EXPLOSIONS IN FACTORIES
While these plots in the West were developed in vain and some of the culprits have been convicted, still other enterprises were conceived and set in motion in the East. A great number of explosions and fires have occurred in factories in the eastern part of the country. Though many of them were due to natural causes, yet suspicions seem to show that bombs were manufactured and placed in various plants and that incendiary bombs were hidden in other factories. The men believed to have committed the crime have been traced. They invariably proved to be Germans who, under assumed names, had obtained work in the factory; and then, shortly after the fire or explosion, had disappeared. But Federal agents following them learned that they had hurried back to Germany or skipped away to Mexico or South America. Bombs for their purposes were manufactured in various places in New York and Brooklyn; and in fact the authorities have obtained statements from men who made the bombs, but thus far they have not located the chief man.
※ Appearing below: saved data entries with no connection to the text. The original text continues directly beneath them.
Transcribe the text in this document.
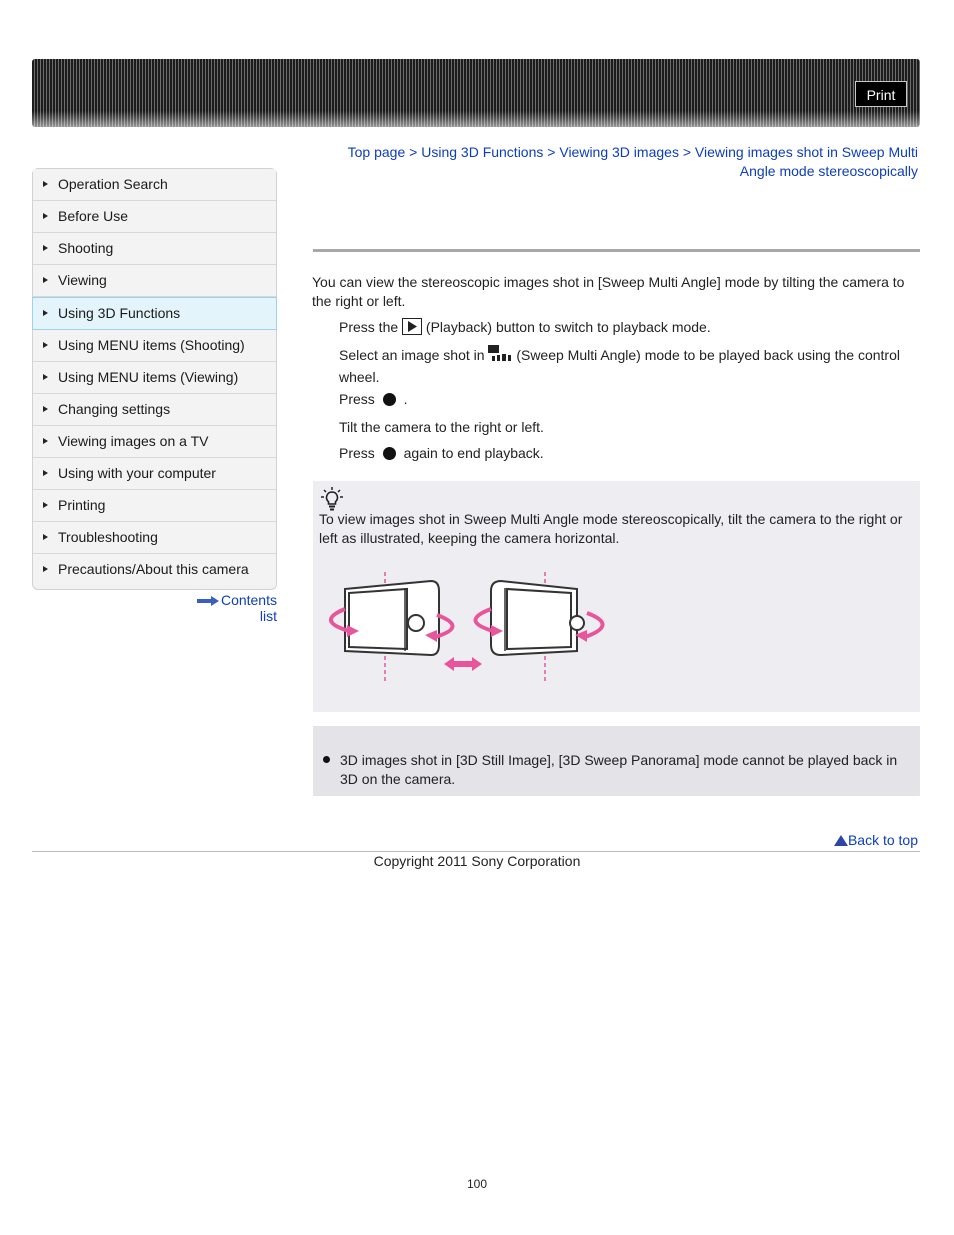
Print
Top page > Using 3D Functions > Viewing 3D images > Viewing images shot in Sweep Multi Angle mode stereoscopically
Operation Search
Before Use
Shooting
Viewing
Using 3D Functions
Using MENU items (Shooting)
Using MENU items (Viewing)
Changing settings
Viewing images on a TV
Using with your computer
Printing
Troubleshooting
Precautions/About this camera
Contents list
You can view the stereoscopic images shot in [Sweep Multi Angle] mode by tilting the camera to the right or left.
Press the (Playback) button to switch to playback mode.
Select an image shot in (Sweep Multi Angle) mode to be played back using the control wheel.
Press .
Tilt the camera to the right or left.
Press again to end playback.
To view images shot in Sweep Multi Angle mode stereoscopically, tilt the camera to the right or left as illustrated, keeping the camera horizontal.
3D images shot in [3D Still Image], [3D Sweep Panorama] mode cannot be played back in 3D on the camera.
Back to top
Copyright 2011 Sony Corporation
100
A German officer skilled in the manufacture of explosives spent a number of months in New York, living on board one of the German merchantmen and conferring frequently with Germans. He disappeared one day and was not heard of until a wireless message announced his arrival in Berlin.
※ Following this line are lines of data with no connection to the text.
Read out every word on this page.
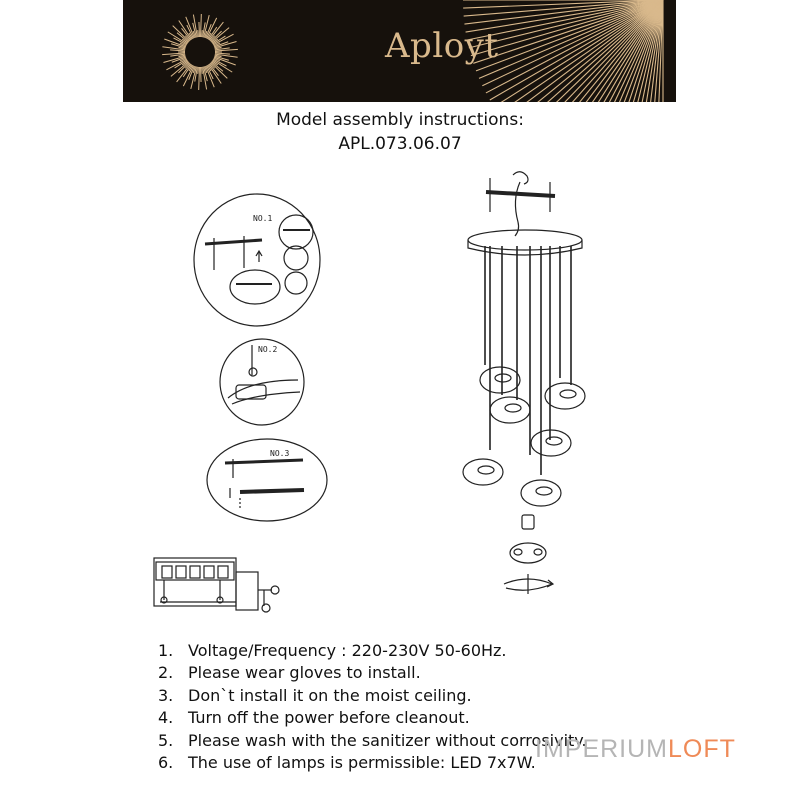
Aployt
Model assembly instructions:
APL.073.06.07
NO.1
NO.2
NO.3
1. Voltage/Frequency : 220-230V 50-60Hz.
2. Please wear gloves to install.
3. Don`t install it on the moist ceiling.
4. Turn off the power before cleanout.
5. Please wash with the sanitizer without corrosivity.
6. The use of lamps is permissible: LED 7x7W. IMPERIUMLOFT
Into this general scheme for preventing supplies from going to the Allies fits the conspiracy of Robert Fay and his associates. Fay, a tall, military-looking man, who has told many stories, some of which are true, some of which are lies, fought in the trenches for Germany and then obtained leave of absence and a passport to come to America. He had an inventive bent, and he conceived the idea of manufacturing high explosive mines which could be attached to the rudder posts of ships, and which would be so regulated by a detonating device that explosions would occur far out at sea. Fay says that he sought to blow off the rudder, disable the ship, but not to sink the vessel or injure her passengers.
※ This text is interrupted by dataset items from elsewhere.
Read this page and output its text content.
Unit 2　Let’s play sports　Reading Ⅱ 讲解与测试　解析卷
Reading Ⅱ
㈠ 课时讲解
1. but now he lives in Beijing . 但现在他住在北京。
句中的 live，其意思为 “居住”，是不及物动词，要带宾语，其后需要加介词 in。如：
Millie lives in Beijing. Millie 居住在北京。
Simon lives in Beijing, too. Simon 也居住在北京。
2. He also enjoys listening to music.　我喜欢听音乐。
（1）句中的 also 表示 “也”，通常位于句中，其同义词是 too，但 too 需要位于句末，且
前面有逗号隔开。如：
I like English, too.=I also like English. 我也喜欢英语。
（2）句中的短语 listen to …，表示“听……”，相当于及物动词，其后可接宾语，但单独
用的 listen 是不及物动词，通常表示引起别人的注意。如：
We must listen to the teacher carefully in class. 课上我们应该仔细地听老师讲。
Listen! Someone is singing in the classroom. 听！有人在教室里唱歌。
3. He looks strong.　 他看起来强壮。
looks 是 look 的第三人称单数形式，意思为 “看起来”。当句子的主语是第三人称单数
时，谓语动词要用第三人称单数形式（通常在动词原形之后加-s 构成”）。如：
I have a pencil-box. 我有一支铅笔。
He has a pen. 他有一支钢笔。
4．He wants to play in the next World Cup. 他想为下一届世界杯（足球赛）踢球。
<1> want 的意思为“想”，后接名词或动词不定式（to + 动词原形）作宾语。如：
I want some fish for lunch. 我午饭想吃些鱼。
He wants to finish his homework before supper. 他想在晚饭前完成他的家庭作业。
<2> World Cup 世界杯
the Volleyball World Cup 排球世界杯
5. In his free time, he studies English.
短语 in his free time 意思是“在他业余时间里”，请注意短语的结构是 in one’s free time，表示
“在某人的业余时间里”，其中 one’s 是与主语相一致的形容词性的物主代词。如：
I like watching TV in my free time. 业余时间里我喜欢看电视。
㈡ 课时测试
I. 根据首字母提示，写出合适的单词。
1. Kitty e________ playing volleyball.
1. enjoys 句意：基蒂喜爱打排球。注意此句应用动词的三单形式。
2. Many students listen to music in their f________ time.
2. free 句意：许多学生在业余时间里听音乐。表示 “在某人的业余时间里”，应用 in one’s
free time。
His aim was to frighten steamship owners, and insurance underwriters, so that the insurance on munition ships would be raised to an almost prohibitive rate. Experts, however, have testified that so great was the amount of high explosive in the mines, that it would have blown off the stern of the ship, and detonated the cargo of explosives. In other words, had Fay’s scheme worked, nothing of the cargo and ship would have remained but a few chips floating upon the waves. But through the vigilance of Chief Flynn, of the secret service, and Captain Tunney, of the bomb squad of the New York Police Department, Fay’s plan was detected and John C. Knox, Assistant United States District Attorney, presented the evidence so thoroughly that Fay and his brother-in-law, Walter Scholz, and Paul Daeche, a German reservist, were found guilty. They were sentenced respectively to eight, four and two years in the penitentiary. Fay admitted on the witness stand that he laid his plan before Captain von Papen and Captain Boy-Ed, that he had more than one conference with Captain von Papen; but he asserted that both men warned him not to undertake the scheme. It will be remembered that Fay escaped from the Atlanta Penitentiary within a short time after his sentence, and he is believed to be either in Mexico or back in the trenches. He undoubtedly secured aid from German sympathizers.